There’s a line from Wes Anderson’s debut film Bottle Rocket in which Luke and Owen Wilson’s characters are fighting with their friend Bob in Bob’s house. They take a moment to step into the kitchen to have a sidebar away from Bob. Though they leave the shot, you can hear their conversation, and midway through their heated conversation, you hear Owen Wilson’s Dignan stop and say, “Look at this kitchen. How did an asshole like Bob get such a great kitchen?” (Around 1:40. Listen carefully.)
I feel the same way about most young adult films and their soundtracks. How did they get such great artists to participate on them? Respectable artists. In the 80’s and 90’s, the good soundtracks (the ones that weren’t painfully pop, anyway) were attached to films to audiences for films like the Big Chill, New Jack City, Reality Bites, Dazed and Confused, and other, more grown-up films.
So how did an intermediate installment of Twilight score what’s arguably the biggest indie rock compilation album of…ever? That’s what this installment of Soundtrack Studies will address. Before we go down that road, here’s a look at the listing:
We’re missing unlicensed tracks by Thom Yorke, The Killers, and Muse, but you get the idea. Not only were these artists willing to lend or license their songs to the film, but they wrote new, original, and exclusive material for the album.
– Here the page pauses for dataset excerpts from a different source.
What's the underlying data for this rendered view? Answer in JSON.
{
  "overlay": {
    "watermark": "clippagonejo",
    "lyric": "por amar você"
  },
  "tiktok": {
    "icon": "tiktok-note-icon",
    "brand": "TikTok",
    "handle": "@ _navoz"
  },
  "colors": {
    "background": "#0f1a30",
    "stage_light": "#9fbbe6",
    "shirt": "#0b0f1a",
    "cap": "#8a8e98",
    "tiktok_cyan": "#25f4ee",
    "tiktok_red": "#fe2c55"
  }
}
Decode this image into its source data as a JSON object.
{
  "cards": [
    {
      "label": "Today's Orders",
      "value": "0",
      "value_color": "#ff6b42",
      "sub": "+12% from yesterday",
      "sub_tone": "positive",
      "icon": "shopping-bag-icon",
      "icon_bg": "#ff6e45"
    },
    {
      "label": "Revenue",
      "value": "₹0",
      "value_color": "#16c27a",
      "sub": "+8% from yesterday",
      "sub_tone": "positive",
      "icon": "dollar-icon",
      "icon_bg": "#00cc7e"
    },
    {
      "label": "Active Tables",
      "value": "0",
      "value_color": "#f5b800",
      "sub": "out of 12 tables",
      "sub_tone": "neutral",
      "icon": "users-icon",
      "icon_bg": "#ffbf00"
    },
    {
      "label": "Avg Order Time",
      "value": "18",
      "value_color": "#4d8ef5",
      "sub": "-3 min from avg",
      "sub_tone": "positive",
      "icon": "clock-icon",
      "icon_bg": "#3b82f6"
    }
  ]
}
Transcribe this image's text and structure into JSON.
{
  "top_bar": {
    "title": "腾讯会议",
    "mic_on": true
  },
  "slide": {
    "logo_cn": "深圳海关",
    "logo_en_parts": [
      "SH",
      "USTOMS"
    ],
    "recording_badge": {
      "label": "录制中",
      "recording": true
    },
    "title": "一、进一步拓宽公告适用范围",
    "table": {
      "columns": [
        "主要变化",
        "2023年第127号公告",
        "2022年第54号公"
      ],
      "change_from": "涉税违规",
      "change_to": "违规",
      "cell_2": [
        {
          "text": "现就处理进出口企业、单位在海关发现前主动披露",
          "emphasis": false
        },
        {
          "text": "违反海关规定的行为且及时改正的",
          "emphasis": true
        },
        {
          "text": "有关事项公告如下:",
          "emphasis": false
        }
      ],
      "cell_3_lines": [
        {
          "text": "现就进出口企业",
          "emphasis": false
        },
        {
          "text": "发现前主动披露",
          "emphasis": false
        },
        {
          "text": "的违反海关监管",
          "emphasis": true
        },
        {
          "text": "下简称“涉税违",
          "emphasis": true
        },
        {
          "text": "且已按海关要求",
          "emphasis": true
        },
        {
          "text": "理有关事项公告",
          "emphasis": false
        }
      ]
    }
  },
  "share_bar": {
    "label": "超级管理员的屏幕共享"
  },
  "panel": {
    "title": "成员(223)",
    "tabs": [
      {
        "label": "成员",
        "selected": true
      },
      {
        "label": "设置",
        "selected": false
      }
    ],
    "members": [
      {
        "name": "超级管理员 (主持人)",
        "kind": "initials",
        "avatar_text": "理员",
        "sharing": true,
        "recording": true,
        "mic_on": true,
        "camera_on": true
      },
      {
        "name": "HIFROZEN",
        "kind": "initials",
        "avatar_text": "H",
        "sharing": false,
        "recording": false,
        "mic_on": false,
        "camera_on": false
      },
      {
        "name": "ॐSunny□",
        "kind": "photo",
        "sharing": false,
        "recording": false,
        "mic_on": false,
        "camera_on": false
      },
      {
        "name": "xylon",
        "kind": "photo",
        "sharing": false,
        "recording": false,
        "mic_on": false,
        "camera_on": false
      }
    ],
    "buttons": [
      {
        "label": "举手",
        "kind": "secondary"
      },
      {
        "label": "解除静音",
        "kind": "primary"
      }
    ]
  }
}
That’s a lot of work to be a part of one of the most reprehensible aspects of pop culture of the past decade. So…why did Death Cab for Cutie, Band of Skulls, Lykke Li, Bon Iver, St. Vincent, Grizzly Bear, and others all sign up for this chore?
Because they’re not stupid.
Call it selling out or don’t, but any band that says they don’t want to reach the widest possible audience is lying, and since there are remarkably few ways to get your music heard by the masses, acts of the indie rock ilk have gone the way of commercial and media use. Rap, pop, and modern rock still have the radio, and while indie rockers still have their medium, there aren’t a ton of ways for Lykke Li to get her stuff heard by the coveted tween deomgraphic in 2009. Being on the Twilight: New Moon soundtrack was the fast track to just that.
Despite the fact that these artists are fairly well-reputed, and crafted music exclusively for the film, and those songs are largely good (with Death Cab’s “Meet Me at the Equinox” being excellent), the soundtrack doesn’t work at all. It feels shoehorned and juxtaposed. And the reason it feels that way is that the consideration here didn’t seem to be meshing the video with the audio. Rather, it was each party using the brand of the other. Twilight was grasping for credibility with an “edgy” soundtrack, and those “edgy artists” wanted to make a big impression for those little kids in the theater seats. Getting the attention of ADD-riddled kids doesn’t happen with a restrained ballad. It requires a little more bombast. So these artists put together anthems that would swell when Bella and Edward kissed, even if it sounded heavy-handed and disparate.
Which is to be expected, because this is Twilight we are talking about here. It’s, by most account, a bad franchise that finds its currency in melodrama. We’ve seen similar a similar though slightly poppier approach from Hunger Games, with, no doubt, the same ends sought by both film producers and contributing artists. However, Hunger Games has shifted its focus to the indier side of pop with artists like Ellie Goulding and Lorde.
Twilight, to its somewhat dubious credit, stayed entrenched in the world of indie rock, and for its many, many, many, many faults (Taylor Lautner, etc), any film that strives to introduce (not literally) Thom Yorke to 12 year-old girls can’t be all bad.
Well, it can. But it can have a pretty terrific soundtrack that we’re still sort of ashamed to listen to.